LONDON: Sterling fell on Tuesday, retreating from a one-month high against the dollar, after a poll suggested supporters of Britain's leaving the European Union had overtaken those who want to remain.
The pound had rallied from a seven-year low of $1.3836 struck in late February to a one-month high of $1.4437 on Friday as markets shifted their focus from a possible EU departure to economic data and looser monetary policy from the European Central Bank.
But traders said the new poll published in the Daily Telegraph on Tuesday dragged the pound lower.
The ORB opinion poll showed support for leaving the European Union stood at 49 percent, two percentage points ahead of the campaign for staying in the EU.
Sterling fell 1 percent to $1.4148, losing ground for the second day in a row.
The euro was up 1 percent at 78.42 pence, while sterling's trade-weighted index was down 1 percent at 85.5 "The new poll has led to renewed selling in the pound," a spot trader said.
"Given the recent rise, we could see investors going back to building short positions against sterling."
Investors worry that a so-called Brexit would depress growth, push back UK rate hike expectations and threaten the huge foreign investment flows Britain needs to fund its current account deficit, one of the biggest in the developed world at about 4 percent of output.
While the latest poll gave those wanting to exit the EU the edge, bookmakers still see only a one-in-three chance Britain will quit the EU.
"The uncertainty around the credibility of polls, and the margin for error within them, means that we are very unlikely to have confidence about the outcome before the vote takes place, and I'm not going to be bullish on sterling during that period," said Kit Juckes, currency analyst at Societe Generale.
Most traders said sterling would struggle before the referendum on EU membership on June 23, particularly if labour and wage data on Wednesday signals uncertainty over the vote is worsening a slowdown in the UK economy.
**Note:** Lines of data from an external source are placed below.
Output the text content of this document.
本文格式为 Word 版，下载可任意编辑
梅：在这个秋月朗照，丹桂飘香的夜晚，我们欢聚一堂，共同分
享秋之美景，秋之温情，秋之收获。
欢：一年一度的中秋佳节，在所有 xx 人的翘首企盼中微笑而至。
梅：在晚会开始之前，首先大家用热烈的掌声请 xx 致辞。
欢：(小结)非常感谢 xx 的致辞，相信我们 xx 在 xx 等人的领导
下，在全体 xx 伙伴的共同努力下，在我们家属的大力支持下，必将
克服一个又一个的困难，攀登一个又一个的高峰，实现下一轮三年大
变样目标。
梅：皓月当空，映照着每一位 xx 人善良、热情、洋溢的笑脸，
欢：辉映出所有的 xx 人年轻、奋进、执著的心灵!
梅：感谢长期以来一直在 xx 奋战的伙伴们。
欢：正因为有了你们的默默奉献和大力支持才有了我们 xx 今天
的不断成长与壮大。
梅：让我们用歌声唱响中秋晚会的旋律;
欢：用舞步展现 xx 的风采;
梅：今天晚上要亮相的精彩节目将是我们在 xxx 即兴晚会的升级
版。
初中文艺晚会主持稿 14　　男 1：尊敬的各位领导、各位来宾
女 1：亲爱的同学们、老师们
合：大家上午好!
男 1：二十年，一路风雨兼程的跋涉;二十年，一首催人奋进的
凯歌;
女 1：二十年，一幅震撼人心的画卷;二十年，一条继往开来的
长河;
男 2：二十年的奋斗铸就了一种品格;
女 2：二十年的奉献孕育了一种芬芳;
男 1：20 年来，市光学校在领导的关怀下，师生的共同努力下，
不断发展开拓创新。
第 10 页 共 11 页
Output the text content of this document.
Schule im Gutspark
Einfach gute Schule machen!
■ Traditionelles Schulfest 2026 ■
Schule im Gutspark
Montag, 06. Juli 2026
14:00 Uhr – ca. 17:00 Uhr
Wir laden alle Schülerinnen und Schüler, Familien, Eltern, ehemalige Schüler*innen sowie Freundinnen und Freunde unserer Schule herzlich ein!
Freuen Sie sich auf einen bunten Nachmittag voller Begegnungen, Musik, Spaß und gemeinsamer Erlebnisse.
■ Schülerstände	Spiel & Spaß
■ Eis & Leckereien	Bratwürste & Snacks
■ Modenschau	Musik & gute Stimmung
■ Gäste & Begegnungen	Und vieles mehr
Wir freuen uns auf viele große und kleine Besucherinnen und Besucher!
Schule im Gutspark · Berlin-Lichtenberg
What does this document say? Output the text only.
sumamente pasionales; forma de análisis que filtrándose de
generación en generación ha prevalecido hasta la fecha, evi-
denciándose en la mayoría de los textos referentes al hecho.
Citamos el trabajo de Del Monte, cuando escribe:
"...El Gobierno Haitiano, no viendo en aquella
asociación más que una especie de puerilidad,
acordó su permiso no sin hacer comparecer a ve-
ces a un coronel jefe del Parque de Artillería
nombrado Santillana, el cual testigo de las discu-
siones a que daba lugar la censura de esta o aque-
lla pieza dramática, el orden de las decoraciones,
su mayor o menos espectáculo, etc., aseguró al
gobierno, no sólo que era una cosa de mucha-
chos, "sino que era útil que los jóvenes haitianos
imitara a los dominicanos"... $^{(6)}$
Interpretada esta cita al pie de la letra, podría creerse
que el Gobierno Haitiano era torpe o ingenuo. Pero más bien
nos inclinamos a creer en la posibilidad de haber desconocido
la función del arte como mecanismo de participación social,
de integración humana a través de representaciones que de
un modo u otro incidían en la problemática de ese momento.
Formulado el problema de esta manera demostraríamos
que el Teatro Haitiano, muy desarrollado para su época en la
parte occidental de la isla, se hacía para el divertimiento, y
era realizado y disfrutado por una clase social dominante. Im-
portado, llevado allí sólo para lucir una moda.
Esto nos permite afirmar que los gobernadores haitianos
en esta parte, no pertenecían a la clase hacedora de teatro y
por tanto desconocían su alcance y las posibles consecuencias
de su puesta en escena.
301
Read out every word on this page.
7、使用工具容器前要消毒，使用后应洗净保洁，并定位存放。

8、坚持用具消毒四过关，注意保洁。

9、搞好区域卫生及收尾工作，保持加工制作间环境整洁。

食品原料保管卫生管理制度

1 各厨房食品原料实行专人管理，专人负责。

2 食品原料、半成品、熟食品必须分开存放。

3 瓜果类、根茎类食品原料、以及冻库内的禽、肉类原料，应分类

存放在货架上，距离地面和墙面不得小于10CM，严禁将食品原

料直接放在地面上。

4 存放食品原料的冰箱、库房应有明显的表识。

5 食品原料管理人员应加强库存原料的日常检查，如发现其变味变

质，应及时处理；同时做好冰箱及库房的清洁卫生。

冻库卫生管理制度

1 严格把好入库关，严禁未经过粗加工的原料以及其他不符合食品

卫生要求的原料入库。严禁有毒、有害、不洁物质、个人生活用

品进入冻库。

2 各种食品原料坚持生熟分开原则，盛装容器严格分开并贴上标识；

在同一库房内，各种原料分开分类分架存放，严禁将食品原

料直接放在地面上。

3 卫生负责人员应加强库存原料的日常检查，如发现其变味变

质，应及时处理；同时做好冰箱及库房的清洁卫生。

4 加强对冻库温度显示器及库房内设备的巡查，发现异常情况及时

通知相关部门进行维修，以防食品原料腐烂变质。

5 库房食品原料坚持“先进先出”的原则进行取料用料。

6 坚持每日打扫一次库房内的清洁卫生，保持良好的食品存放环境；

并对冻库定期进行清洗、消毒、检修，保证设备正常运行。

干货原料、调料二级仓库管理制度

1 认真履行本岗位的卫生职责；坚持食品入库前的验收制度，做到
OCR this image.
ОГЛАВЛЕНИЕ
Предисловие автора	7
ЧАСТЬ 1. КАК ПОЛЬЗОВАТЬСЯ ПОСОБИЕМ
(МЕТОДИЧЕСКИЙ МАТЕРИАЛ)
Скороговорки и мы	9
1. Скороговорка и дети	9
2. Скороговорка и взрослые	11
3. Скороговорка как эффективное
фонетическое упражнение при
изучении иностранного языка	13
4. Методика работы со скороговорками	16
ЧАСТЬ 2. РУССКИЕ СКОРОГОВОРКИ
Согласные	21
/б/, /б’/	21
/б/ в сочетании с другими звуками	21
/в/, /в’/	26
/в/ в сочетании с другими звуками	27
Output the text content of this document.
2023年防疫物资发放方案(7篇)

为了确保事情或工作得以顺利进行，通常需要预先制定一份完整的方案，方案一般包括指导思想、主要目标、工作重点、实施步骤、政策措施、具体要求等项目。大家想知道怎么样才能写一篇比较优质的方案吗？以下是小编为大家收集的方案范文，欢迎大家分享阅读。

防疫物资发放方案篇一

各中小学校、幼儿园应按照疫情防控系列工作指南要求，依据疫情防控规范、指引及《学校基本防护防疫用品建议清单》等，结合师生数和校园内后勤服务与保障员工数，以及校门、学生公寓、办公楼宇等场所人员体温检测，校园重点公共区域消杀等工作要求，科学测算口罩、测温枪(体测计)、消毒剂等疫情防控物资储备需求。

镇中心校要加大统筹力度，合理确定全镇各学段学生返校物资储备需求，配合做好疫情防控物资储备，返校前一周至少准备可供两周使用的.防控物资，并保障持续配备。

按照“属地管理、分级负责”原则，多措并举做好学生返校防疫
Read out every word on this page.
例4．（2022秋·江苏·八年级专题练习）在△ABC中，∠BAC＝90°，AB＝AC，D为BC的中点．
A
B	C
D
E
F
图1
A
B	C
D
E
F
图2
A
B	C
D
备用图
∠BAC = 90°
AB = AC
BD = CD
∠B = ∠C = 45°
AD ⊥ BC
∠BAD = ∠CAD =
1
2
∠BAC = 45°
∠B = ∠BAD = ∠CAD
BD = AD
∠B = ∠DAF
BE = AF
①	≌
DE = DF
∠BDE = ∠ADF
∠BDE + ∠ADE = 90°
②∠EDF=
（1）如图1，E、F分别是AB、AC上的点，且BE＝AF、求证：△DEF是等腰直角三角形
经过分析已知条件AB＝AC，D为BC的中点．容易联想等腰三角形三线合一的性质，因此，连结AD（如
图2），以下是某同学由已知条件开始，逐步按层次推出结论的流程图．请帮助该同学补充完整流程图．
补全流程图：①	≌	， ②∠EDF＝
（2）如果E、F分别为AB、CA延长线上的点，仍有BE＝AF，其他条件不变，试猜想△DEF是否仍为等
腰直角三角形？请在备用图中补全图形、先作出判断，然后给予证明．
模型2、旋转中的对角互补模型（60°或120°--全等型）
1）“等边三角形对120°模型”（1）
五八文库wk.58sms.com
Finance minister George Osborne also announces his next budget on Wednesday. He has said he will announce deeper cuts to public spending to protect his plan to eliminate the budget deficit.
In a newspaper article published on Sunday, Osborne warned that China's slowdown, a fall in oil prices, interest rate changes in some countries and political instability in the Middle East meant the world was facing more uncertainties than at any time since the financial crisis.
British government bond prices rose against the backdrop of a weaker outlook for Britain's economy and jitters about Brexit.
Economists in a Reuters poll last week almost unanimously said this year's growth forecast would be revised down in the budget to be announced on Wednesday. British gilt futures were up 47 ticks at 120.29, pushing 10-year yields 5 basis points lower to 1.50 percent.
"The latest opinion poll showing increased support for Brexit has boosted gilts as investors bet the next move by the BoE will be a cut rather than a hike given rising downside risks to UK growth," Nick Stamenkovic, strategist at RIA Capital Markets.